Autre difficulté liée à l’insalubrité : le manque d’eau courante et de toilettes dans certains établissements. Rien qu’à Mbour 2, ‘’Nous avons 36 écoles sans toilettes ; c’est énorme. Nous avons aussi 43 écoles sans points d’eau. Certaines écoles sont approvisionnées en eau par les maisons alentour’’, révèle le responsable de l’IEF.

À ces soucis matériels, s’ajoutent le déficit de tables-bancs et le nombre encore élevé d’abris provisoires. Rien que dans cette circonscription, 99 ont été dénombrés par Serigne Fall.

Beaucoup d’écoles encore sous les eaux

Il n’y a pas que dans l’enceinte des établissements scolaires que se joue la rentrée. Si l’année dernière a connu plus de trois mois de grèves du corps professoral, les autorités espèrent une édition 2022-2023 beaucoup plus apaisée, si l’on en croit le Premier ministre.
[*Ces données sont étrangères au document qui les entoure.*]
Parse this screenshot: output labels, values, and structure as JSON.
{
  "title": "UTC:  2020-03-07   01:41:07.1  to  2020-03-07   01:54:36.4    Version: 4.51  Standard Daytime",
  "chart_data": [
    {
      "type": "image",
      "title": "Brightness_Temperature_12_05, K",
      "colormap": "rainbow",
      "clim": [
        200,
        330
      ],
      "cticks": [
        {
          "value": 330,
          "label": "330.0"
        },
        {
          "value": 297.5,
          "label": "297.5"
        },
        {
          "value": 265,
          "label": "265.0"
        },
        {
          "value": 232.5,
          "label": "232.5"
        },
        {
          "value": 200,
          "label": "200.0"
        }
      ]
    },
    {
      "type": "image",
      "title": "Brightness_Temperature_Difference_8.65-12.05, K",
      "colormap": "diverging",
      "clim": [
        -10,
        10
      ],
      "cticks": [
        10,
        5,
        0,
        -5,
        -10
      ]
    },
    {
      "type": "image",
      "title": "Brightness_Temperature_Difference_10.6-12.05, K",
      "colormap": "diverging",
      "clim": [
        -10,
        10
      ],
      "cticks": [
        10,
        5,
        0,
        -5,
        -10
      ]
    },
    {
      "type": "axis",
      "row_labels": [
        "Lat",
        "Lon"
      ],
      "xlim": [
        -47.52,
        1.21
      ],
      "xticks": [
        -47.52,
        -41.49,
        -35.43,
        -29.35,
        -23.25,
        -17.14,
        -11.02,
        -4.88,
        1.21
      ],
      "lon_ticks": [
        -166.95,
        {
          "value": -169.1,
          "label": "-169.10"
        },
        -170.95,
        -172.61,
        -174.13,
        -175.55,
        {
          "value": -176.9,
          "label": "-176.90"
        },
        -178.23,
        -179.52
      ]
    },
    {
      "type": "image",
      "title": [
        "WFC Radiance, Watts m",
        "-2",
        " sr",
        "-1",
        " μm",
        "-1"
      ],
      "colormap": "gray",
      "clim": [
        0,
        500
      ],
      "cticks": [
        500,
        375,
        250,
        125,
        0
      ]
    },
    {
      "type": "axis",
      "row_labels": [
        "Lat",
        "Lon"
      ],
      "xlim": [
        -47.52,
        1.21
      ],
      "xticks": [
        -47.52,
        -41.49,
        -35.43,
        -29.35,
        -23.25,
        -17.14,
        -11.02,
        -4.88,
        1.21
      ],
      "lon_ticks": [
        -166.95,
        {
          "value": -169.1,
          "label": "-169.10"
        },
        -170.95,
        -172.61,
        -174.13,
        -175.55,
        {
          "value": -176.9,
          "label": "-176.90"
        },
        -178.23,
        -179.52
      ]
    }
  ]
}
Amadou a insisté pour que des ‘’mesures nécessaires pour renforcer le dialogue, la concertation avec toutes les familles d'acteurs et assurer le suivi de la mise en œuvre des accords signés avec les syndicats d'enseignants" soient prises.

C’est dans l’esprit de ce dialogue que la Cosydep a clôturé, mardi dernier, sa  campagne ‘’Nos vacances pour l’école’’. L’initiative a l’objectif de permettre aux acteurs de l’éducation de se rencontrer avant la rentrée scolaire pour approfondir la réflexion sur certaines questions, préparer l’année scolaire de manière apaisée et prévenir les éventuels conflits. Une occasion de rassembler plus de 20 experts et quelque 300 personnes pour discuter de toutes ces problématiques et dégager des résultats qui sont partagés avec les décideurs.

Le gouvernement a consenti à un effort budgétaire de 100 milliards de francs CFA pour honorer des accords signés avec les syndicats d'enseignants, en mars 2022. À l’IEF de Keur Massar où une réunion de préparation de la rentrée a été tenue hier, l’on se réjouit des actions posées par le gouvernement. ‘’Jusqu’ici, reconnaît un enseignant, il ne devrait pas y avoir beaucoup de perturbations dues à des différends avec le gouvernement’’.

Par les recommandations qui ont été faites lors de l’édition de cette année : ‘’Des mesures favorisant les apprentissages à distance avec la mise en place d’outils adéquats et de mesures d’accompagnement aussi bien pour les apprenants que pour les enseignants ; plus d’hygiène, une meilleure salubrité prenant en compte les contributions liées à la façon de faire pour juguler la crise sanitaire.’’

La rentrée 2022 se présente dans un contexte particulièrement difficile pour les ménages. L’inflation généralisée des prix n’épargne pas les fournitures scolaires. Et cette fin de semaine coïncidant avec la célébration du Gamou, ‘’les cours ne devraient reprendre normalement que le 18 octobre. Plusieurs élèves iront à Tivaouane'', souffle cet enseignant de l’IEF de Keur Massar.